Are you struggling? Is there something I can do to help you? Teens are biologically predisposed to want to have space from us. They want their independence. They want to be more selfsufficient and biologically.
They are pushing back from us. And so that makes communication really hard sometimes. So what I do in my counseling is I will find out, what are they interested in? What are their interests? A lot of my kids love music, either.
They love lyrics. They’re writing their own music, songs, anything like that. And I will just say, hey, what is a song that means something to you? What is a song that you can think of right now that maybe talks about your substance use that you connect with? What is a song about depression or anxiety that you connect with?
That kind of relates to how you feel. So I will actually have them maybe play it on their phone. We’ll go line by line through some of these lyrics that really means something to them. And we’ll just say, okay, I think I understand where you’re coming from, because a lot of my kids will say, I don’t know how to express myself. It’s very hard for them to express what they want to express.
And sometimes it’s easier with lyrics and music because that’s what they’re into, and they connect with it. And so I’ve had a better time of connecting with kids through something like that. Also, art. I have a girl that I’m working with right now who she loves art. She wants to express her anxiety and her depression.
Those reasons that she is reaching out to substances in her art. She wants to use her pictures that she develops to help other children kind of connect and see, this is what depression looks like. This is why I reached out to drugs. But this is why I learned these coping skills. I reached out and I got help, and now this is my art, showing me through my recovery and through reaching my goals and getting sober.

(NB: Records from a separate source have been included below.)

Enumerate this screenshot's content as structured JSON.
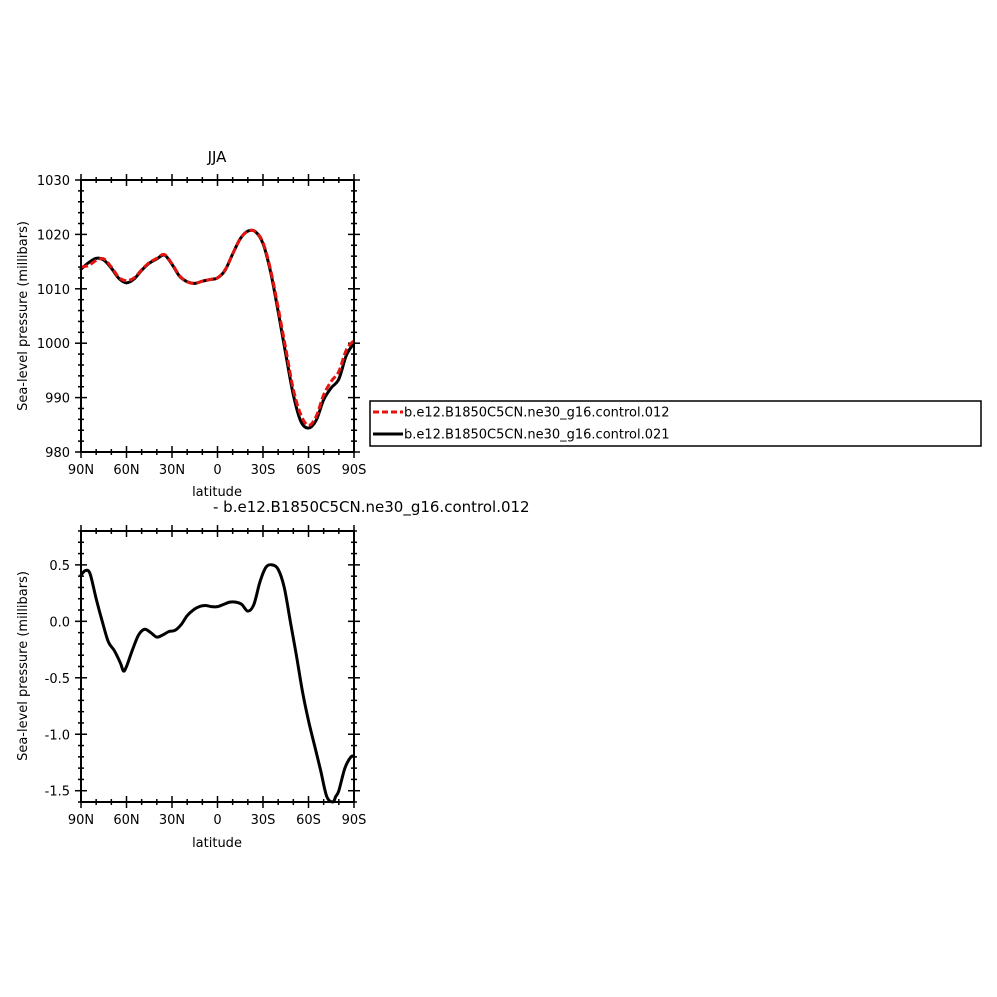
{
  "chart_data": [
    {
      "type": "line",
      "title": "JJA",
      "xlabel": "latitude",
      "ylabel": "Sea-level pressure (millibars)",
      "xlim": [
        90,
        -90
      ],
      "ylim": [
        980,
        1030
      ],
      "x_ticks": [
        90,
        60,
        30,
        0,
        -30,
        -60,
        -90
      ],
      "x_tick_labels": [
        "90N",
        "60N",
        "30N",
        "0",
        "30S",
        "60S",
        "90S"
      ],
      "y_ticks": [
        980,
        990,
        1000,
        1010,
        1020,
        1030
      ],
      "y_tick_labels": [
        "980",
        "990",
        "1000",
        "1010",
        "1020",
        "1030"
      ],
      "legend_position": "right",
      "series": [
        {
          "name": "b.e12.B1850C5CN.ne30_g16.control.012",
          "color": "#e3140f",
          "dash": "dashed",
          "x": [
            90,
            85,
            80,
            75,
            70,
            65,
            60,
            55,
            50,
            45,
            40,
            35,
            30,
            25,
            20,
            15,
            10,
            5,
            0,
            -5,
            -10,
            -15,
            -20,
            -25,
            -30,
            -35,
            -40,
            -45,
            -50,
            -55,
            -60,
            -65,
            -70,
            -75,
            -80,
            -85,
            -90
          ],
          "y": [
            1014.0,
            1014.3,
            1015.2,
            1015.5,
            1014.0,
            1012.1,
            1011.5,
            1012.0,
            1013.5,
            1014.8,
            1015.6,
            1016.3,
            1014.6,
            1012.4,
            1011.3,
            1011.0,
            1011.4,
            1011.7,
            1012.0,
            1013.5,
            1016.4,
            1019.2,
            1020.6,
            1020.5,
            1018.5,
            1013.5,
            1006.5,
            999.0,
            991.5,
            986.8,
            984.9,
            986.5,
            990.5,
            993.0,
            994.8,
            998.8,
            1000.5
          ]
        },
        {
          "name": "b.e12.B1850C5CN.ne30_g16.control.021",
          "color": "#000000",
          "dash": "solid",
          "x": [
            90,
            85,
            80,
            75,
            70,
            65,
            60,
            55,
            50,
            45,
            40,
            35,
            30,
            25,
            20,
            15,
            10,
            5,
            0,
            -5,
            -10,
            -15,
            -20,
            -25,
            -30,
            -35,
            -40,
            -45,
            -50,
            -55,
            -60,
            -65,
            -70,
            -75,
            -80,
            -85,
            -90
          ],
          "y": [
            1013.6,
            1014.8,
            1015.6,
            1015.3,
            1013.8,
            1011.9,
            1011.1,
            1011.8,
            1013.4,
            1014.7,
            1015.5,
            1016.2,
            1014.5,
            1012.3,
            1011.3,
            1011.0,
            1011.4,
            1011.7,
            1012.0,
            1013.4,
            1016.4,
            1019.2,
            1020.6,
            1020.5,
            1018.3,
            1013.1,
            1005.8,
            998.0,
            990.5,
            985.6,
            984.4,
            985.8,
            989.6,
            991.8,
            993.4,
            997.8,
            1000.0
          ]
        }
      ]
    },
    {
      "type": "line",
      "title": "- b.e12.B1850C5CN.ne30_g16.control.012",
      "xlabel": "latitude",
      "ylabel": "Sea-level pressure (millibars)",
      "xlim": [
        90,
        -90
      ],
      "ylim": [
        -1.6,
        0.8
      ],
      "x_ticks": [
        90,
        60,
        30,
        0,
        -30,
        -60,
        -90
      ],
      "x_tick_labels": [
        "90N",
        "60N",
        "30N",
        "0",
        "30S",
        "60S",
        "90S"
      ],
      "y_ticks": [
        -1.5,
        -1.0,
        -0.5,
        0.0,
        0.5
      ],
      "y_tick_labels": [
        "-1.5",
        "-1.0",
        "-0.5",
        "0.0",
        "0.5"
      ],
      "series": [
        {
          "color": "#000000",
          "dash": "solid",
          "x": [
            90,
            87,
            84,
            80,
            76,
            72,
            68,
            64,
            62,
            60,
            56,
            52,
            48,
            44,
            40,
            36,
            32,
            28,
            24,
            20,
            16,
            12,
            8,
            4,
            0,
            -4,
            -8,
            -12,
            -16,
            -20,
            -24,
            -28,
            -32,
            -36,
            -40,
            -44,
            -48,
            -52,
            -56,
            -60,
            -64,
            -68,
            -72,
            -76,
            -78,
            -80,
            -84,
            -88,
            -90
          ],
          "y": [
            0.41,
            0.45,
            0.42,
            0.2,
            0.0,
            -0.18,
            -0.26,
            -0.37,
            -0.44,
            -0.4,
            -0.25,
            -0.12,
            -0.07,
            -0.1,
            -0.14,
            -0.12,
            -0.09,
            -0.08,
            -0.03,
            0.05,
            0.1,
            0.13,
            0.14,
            0.13,
            0.13,
            0.15,
            0.17,
            0.17,
            0.15,
            0.09,
            0.15,
            0.35,
            0.48,
            0.5,
            0.46,
            0.3,
            0.0,
            -0.3,
            -0.62,
            -0.88,
            -1.1,
            -1.32,
            -1.55,
            -1.6,
            -1.55,
            -1.5,
            -1.3,
            -1.2,
            -1.2
          ]
        }
      ]
    }
  ]
}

So I think communication is challenging, but definitely find out what your kids like, show an interest, even if it’s something that you don’t have an interest in, ask questions. It’s a conversation starter. And then they do feel like at least you have an interest in what they’re interested in. And that’s huge. I also think that if you do sit down with your kids and they do bring up, let’s say Maxis and fentanyl and marijuana, I would just have a straight up conversation with them and say, Is that something you’re thinking about doing?
Are your friends pressuring you to do that? Is there some way that I can reach out and help you? Do you need help? Do you want to talk to a counselor?
Some kids do. Some kids do want that. They just don’t know how to say it. They need that extra support, but they don’t know how to say it. So sometimes it’s easier if it comes from you.
But again, I think the education of the parent and being up to date on all the trends and that are going on with teams is really important.